Hoca devam etti, ’’Galip efendi kardeşimiz buraya asıl gelme sebebimiz kızlarınızın korkusu nedeniyledir. Ayten kızımız Hollanda devletine sığınmıştır. Yıldız kızımız Hakan Bey oğlumuzla, hayatını birleştirmek için oraya intikal etmiştir. İlçemizin belediyesi camimizi ziyaret ederek, bilhassa benimle görüşmüşlerdir. Bu olaya cami heyetimiz şahittir. Bak kardeşim dinimizde çok incelikler mevcuttur. Senin de haklı olduğun konular tabi ki vardır. Fakat rüştünü ispat eden evladına, ergenlikten çıkan evladına müdahale dinimizde yoktur. Belki nasihat hakkımız vardır, ama evlat kendi yolunu seçmişse elden gelen bir şey yoktur. Hepimiz isteriz ki evladımız bizim istediğimiz yönde yürüsün, bizim tasvip edeceğimiz bir izdivaç yapsın. Ama kadere biz müminler inanıyoruz ve kadere razı gelmek zorundayız.’’ der ve devam eder, ’’Kardeşim, sende büyüklüğünü göster, kızlarını affet, Yıldız kızımız yuvasında mesut olsun. Tatlıya bağlayalım. Karşı taraf hoca nikâhına hazırlar. Zaten kızımız iki gün olmuş onlarda misafirdir. Daha uzaklara kaçırmayalım gençleri.” der.

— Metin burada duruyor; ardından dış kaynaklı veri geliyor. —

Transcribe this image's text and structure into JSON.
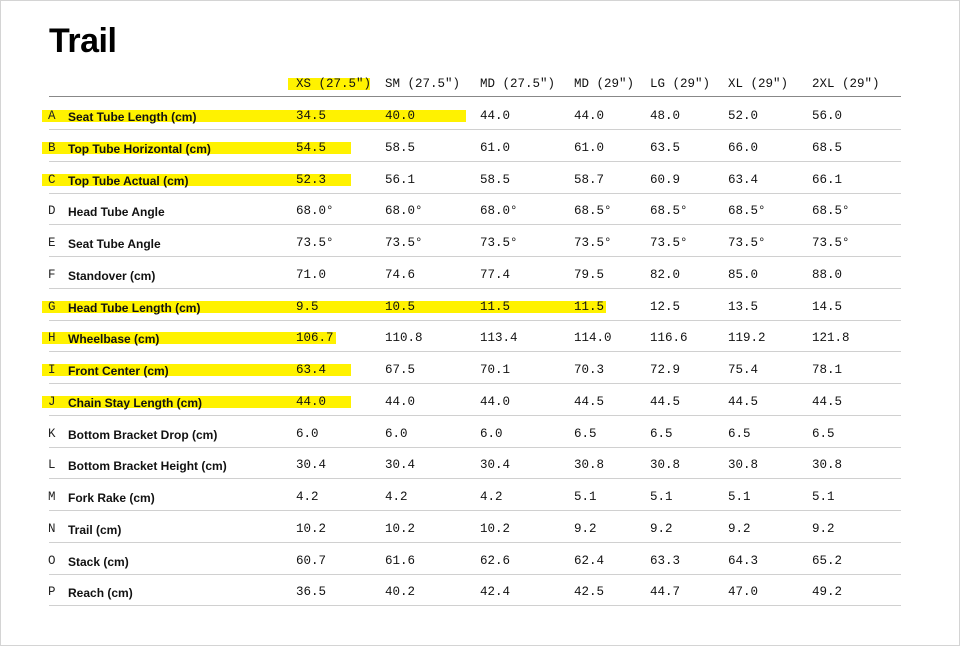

Galip hocayı dinlerken, başını yerden kaldırmadan, ’’Hocam ablasına da sebep oldu. Ayten iki yavrusu ile sığınmaya gitmiş. Ben kötü baba değilim, ben namusuna titiz adamım. Ben alevi ye gız vermem.” der.

Hoca, ’’Galip efendi, herkes namusuna düşkündür. Senin kızların gayet terbiyeli büyüyen efendi kızlar. Ancak Yıldız kızımızla ablasının ilgisi yok. Korkusundan gitmiş,  hem burası Hollanda kardeşim. Biz bugün varız, yarın yokuz. Onlar genç, önlerinde uzun bir hayat var. O da evlatlarıyla kendine bir hayat kurma çabasında. Ayten kızımız aklı başında bir Müslüman hatun.’’ der ve devam eder, ’’Sen iyice düşün, evlatlarını kaybetme kardeşim. Cevabın için de camimize buyur gel ve bize bildir. Arayı bulalım, tatlıya bağlayalım. Bu mezhep kavgasını bitirelim.’’ diyerek, heyete, ’’Hadi efendiler biz gidelim.’’ der.

***

Hocayı saygı ile yolcu eden Galip evin içerisinde sabaha kadar volta atarak dolanır. Ömer sabah olunca babasına, ’’Baba kabul etmeyeceksin değil mi? Yıldız bizi rezil etti. Ayten ablam asla dönmez. Sebebi evi dağıtan Yıldız. Bak ben senin her dediğini yapmadım mı?’’ diyerek hafiften tehdit eder. Galip bunu anlamıştır.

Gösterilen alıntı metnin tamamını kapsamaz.